Puni pour sa participation à un rapport d’Amnistie internationale sur la situation des droits de l’homme dans son pays, Koffi Antoine Nadjombé doit quitter sa terre natale pour échapper à la mort. Quelques années plus tard, son aventure toute réelle se retrouve dans les pages d’un livre qui l’aide à se libérer des fantômes du passé.
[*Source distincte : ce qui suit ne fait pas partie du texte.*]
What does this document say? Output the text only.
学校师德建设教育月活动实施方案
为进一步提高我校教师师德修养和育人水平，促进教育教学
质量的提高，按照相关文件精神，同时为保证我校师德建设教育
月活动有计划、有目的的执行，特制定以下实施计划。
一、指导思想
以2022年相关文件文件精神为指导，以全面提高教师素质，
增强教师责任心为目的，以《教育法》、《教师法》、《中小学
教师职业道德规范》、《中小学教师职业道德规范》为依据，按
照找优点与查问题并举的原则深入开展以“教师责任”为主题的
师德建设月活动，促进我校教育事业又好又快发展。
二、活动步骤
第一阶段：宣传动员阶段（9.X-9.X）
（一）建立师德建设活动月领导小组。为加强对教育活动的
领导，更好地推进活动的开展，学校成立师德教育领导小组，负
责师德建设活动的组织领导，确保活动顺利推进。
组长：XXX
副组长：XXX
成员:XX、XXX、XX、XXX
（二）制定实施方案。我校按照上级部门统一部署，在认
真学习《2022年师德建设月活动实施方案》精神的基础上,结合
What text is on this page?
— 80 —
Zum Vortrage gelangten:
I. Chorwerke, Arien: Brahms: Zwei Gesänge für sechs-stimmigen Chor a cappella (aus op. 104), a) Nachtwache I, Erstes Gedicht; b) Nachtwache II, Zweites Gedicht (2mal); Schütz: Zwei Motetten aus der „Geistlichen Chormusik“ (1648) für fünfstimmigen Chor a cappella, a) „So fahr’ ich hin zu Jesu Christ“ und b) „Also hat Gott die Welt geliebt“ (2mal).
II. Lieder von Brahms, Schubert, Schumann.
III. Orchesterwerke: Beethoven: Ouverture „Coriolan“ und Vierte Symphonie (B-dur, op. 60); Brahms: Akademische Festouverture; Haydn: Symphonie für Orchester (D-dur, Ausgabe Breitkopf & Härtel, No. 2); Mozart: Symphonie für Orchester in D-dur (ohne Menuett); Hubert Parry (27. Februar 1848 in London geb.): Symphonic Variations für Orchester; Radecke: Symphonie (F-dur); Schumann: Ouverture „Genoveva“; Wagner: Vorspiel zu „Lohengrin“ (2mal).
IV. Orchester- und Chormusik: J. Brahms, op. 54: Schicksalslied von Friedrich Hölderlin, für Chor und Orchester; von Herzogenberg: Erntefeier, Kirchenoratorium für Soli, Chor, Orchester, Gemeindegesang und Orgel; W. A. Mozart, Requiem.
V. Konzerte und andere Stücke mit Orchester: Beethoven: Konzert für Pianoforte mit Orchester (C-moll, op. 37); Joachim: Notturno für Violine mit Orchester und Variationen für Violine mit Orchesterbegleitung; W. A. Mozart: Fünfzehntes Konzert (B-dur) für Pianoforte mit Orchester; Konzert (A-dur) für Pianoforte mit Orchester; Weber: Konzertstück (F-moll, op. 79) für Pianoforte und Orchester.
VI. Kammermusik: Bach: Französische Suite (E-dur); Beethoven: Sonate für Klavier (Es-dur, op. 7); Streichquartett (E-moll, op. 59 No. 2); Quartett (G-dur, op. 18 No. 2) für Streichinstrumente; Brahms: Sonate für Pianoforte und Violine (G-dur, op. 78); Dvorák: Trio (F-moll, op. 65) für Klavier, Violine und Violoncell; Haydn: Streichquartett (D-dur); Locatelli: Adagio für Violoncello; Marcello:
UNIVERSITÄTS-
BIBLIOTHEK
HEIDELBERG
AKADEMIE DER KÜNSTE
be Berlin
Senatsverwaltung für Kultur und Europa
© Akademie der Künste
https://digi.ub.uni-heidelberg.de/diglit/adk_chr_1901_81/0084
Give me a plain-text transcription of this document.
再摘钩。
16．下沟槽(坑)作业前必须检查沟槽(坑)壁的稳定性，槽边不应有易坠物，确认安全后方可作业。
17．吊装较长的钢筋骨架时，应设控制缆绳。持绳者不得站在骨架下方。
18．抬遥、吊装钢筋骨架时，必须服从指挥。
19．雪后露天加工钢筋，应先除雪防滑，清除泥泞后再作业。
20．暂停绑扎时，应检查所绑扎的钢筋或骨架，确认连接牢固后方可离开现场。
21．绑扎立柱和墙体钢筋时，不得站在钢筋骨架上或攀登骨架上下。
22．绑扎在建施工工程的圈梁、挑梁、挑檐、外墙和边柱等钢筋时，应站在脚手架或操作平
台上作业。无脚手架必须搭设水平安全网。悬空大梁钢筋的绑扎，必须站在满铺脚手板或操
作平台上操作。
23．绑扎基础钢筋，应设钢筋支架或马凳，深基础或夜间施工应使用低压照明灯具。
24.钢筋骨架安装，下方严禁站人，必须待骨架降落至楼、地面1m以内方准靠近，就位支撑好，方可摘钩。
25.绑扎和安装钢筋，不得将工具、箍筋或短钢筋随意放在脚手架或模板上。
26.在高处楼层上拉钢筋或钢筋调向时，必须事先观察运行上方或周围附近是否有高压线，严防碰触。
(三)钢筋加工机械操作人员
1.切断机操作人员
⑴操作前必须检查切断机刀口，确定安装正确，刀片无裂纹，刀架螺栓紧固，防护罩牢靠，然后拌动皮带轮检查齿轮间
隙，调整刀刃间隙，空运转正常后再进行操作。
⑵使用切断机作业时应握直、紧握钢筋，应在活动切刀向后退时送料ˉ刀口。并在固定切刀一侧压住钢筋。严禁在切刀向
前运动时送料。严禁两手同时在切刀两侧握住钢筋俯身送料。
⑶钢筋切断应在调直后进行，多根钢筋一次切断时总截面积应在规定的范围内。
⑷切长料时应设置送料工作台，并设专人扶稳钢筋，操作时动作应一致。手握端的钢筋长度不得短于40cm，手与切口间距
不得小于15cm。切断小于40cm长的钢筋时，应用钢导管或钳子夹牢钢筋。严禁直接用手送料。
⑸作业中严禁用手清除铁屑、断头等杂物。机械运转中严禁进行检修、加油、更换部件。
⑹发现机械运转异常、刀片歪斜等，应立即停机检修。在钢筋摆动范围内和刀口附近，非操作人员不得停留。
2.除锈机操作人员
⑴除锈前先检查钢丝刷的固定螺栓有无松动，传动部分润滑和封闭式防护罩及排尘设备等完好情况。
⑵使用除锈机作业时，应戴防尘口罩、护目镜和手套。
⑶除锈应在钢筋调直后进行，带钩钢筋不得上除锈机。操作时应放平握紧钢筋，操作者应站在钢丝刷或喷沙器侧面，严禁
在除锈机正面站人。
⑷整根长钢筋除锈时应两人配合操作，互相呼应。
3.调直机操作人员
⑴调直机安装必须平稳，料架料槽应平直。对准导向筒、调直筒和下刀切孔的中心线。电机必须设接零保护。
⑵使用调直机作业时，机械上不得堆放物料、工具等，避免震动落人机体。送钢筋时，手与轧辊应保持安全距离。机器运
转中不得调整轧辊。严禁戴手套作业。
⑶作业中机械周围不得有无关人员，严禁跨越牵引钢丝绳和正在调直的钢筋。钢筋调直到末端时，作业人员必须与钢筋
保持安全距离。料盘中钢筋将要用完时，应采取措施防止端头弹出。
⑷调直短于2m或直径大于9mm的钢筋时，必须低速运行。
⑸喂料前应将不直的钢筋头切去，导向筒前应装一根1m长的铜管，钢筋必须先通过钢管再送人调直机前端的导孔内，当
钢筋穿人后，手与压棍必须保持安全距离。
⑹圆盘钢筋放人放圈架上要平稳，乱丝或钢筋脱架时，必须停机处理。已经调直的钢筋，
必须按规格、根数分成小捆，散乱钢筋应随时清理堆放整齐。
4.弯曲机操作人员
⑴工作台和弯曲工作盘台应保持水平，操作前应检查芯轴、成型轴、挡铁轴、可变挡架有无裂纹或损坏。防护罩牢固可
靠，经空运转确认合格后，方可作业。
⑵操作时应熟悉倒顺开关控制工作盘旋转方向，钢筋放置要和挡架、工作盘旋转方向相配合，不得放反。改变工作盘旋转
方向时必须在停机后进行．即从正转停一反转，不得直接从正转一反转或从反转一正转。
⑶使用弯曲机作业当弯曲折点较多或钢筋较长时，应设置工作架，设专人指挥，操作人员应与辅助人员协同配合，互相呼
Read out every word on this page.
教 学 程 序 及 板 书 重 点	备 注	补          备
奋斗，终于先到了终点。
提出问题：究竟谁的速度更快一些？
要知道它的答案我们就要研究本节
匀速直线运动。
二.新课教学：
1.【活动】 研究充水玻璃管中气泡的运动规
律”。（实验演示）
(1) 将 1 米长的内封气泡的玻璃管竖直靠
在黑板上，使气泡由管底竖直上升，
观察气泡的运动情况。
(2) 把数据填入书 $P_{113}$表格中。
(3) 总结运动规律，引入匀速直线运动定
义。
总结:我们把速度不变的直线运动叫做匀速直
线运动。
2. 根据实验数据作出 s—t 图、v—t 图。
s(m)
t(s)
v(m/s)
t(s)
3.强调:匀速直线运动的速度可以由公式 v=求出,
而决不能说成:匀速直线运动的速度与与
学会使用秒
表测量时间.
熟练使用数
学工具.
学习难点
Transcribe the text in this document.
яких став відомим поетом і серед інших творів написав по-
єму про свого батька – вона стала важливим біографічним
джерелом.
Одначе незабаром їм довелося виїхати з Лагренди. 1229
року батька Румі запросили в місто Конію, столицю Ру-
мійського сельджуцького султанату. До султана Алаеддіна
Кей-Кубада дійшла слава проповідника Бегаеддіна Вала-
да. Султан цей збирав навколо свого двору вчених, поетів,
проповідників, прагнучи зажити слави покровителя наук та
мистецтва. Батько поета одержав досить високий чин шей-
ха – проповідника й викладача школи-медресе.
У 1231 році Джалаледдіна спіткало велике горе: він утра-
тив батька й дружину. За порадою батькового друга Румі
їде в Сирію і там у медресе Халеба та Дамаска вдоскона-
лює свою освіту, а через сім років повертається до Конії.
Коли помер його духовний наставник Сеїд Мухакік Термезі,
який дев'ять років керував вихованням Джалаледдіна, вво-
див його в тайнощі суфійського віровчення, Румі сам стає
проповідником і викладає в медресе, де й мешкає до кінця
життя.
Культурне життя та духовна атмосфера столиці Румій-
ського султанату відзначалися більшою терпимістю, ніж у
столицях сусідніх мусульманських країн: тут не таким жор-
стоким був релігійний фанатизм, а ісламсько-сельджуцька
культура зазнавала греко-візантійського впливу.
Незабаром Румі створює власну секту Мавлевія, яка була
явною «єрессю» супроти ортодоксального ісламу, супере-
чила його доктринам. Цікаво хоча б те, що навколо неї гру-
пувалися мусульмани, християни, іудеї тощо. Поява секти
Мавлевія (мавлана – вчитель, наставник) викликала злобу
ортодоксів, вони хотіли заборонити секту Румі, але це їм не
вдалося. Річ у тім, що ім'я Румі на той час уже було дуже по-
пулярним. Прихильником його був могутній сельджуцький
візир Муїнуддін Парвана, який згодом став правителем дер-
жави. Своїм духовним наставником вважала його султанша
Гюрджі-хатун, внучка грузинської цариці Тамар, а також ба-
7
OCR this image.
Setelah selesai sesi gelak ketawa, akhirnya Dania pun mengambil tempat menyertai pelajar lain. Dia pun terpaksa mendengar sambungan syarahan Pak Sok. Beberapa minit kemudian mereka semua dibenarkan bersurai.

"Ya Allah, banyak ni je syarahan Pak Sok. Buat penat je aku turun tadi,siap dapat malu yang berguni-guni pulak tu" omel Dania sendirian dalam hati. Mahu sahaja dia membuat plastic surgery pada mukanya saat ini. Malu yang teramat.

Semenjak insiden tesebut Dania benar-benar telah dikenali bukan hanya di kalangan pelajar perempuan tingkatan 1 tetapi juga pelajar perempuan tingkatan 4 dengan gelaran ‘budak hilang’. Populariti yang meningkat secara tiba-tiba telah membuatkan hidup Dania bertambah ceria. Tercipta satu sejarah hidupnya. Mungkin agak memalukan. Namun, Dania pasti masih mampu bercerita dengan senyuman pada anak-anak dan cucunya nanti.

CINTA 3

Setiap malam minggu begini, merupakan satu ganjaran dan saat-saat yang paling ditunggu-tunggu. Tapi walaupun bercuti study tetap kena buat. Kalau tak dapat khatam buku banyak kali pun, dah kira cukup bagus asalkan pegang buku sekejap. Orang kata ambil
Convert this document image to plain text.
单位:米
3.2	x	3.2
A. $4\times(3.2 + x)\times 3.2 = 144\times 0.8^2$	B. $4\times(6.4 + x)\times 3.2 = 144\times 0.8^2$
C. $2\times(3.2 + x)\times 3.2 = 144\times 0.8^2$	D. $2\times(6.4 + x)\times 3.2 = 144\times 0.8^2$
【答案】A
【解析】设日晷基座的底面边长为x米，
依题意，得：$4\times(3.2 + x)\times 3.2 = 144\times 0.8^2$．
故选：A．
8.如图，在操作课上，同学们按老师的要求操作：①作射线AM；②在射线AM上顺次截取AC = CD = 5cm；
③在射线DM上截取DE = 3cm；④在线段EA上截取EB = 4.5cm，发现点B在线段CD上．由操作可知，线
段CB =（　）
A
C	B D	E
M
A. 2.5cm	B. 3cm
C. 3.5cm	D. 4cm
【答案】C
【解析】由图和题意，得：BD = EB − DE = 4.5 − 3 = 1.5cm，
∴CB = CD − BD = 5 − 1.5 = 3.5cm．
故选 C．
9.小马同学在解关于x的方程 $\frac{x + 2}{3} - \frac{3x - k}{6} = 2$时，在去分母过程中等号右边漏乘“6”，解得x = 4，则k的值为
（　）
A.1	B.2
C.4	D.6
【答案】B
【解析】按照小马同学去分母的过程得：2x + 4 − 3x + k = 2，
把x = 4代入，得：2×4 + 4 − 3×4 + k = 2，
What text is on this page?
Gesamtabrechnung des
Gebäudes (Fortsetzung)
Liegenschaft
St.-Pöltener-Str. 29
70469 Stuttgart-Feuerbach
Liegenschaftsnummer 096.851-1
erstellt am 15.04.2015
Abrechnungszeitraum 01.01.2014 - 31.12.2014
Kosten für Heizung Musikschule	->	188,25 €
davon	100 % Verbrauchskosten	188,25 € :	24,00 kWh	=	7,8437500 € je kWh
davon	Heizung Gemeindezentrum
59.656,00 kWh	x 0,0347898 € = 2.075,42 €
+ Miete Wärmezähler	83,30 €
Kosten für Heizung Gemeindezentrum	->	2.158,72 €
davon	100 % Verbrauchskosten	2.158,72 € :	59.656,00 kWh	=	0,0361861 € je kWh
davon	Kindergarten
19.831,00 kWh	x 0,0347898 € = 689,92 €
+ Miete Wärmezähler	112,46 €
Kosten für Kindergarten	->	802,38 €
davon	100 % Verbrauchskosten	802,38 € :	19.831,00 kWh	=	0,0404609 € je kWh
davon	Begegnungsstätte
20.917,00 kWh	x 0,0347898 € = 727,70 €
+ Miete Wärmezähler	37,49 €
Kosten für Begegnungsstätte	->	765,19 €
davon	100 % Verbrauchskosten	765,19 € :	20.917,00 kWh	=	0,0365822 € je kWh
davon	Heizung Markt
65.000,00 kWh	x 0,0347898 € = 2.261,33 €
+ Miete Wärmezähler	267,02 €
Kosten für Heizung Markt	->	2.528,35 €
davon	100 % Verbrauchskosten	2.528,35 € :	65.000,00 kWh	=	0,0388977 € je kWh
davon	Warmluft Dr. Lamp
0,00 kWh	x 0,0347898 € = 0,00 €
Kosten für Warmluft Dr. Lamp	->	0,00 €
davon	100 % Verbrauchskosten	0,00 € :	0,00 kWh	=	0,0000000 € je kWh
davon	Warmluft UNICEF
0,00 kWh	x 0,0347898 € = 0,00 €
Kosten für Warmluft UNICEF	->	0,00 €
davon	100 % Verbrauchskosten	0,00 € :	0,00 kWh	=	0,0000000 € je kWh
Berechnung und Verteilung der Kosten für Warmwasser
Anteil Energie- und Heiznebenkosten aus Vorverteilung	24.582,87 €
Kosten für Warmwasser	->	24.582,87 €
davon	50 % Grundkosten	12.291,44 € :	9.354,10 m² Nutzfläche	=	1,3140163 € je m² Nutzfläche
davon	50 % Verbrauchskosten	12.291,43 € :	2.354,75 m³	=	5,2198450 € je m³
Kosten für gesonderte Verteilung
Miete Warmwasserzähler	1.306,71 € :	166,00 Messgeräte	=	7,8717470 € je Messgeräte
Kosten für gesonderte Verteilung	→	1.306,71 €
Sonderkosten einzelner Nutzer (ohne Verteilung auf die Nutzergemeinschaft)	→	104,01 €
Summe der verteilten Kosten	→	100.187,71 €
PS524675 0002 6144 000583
Nous sommes en 1999. Le dictateur au pouvoir depuis 1967, Gnassingbé Eyadema, règne d’une main de fer sur le Togo, petit pays de l’Afrique de l’Ouest. Un rapport d’Amnistie internationale, qui documente et révèle les crimes du régime au monde entier, est publié. Les autorités sont nerveuses et veulent mettre la main sur les responsables. Koffi Antoine Nadjombé, professeur de philosophie, est au centre de la mire.

Commence alors une descente aux enfers, menée de mains d’hommes vils et corrompus. Koffi est détenu, interrogé, torturé, envoyé dans une prison surpeuplée… pour son travail de défense des droits de l’homme. Libéré par la «bonne grâce» du dictateur, le pouvoir essaie de le récupérer, de l’amadouer, tout en le surveillant de près à toute heure par des agents en civil. La situation devient insupportable, Koffi s’échappe, dans un scénario dépassant la fiction hollywoodienne. Puis vient l’exil, dans un pays qui n’a pas que la terre de froide : le Danemark. Environnement hostile et sentiments d’ostracisme qui le pousseront à «fuir» une deuxième fois pour se réfugier au Canada, à Montréal plus précisément.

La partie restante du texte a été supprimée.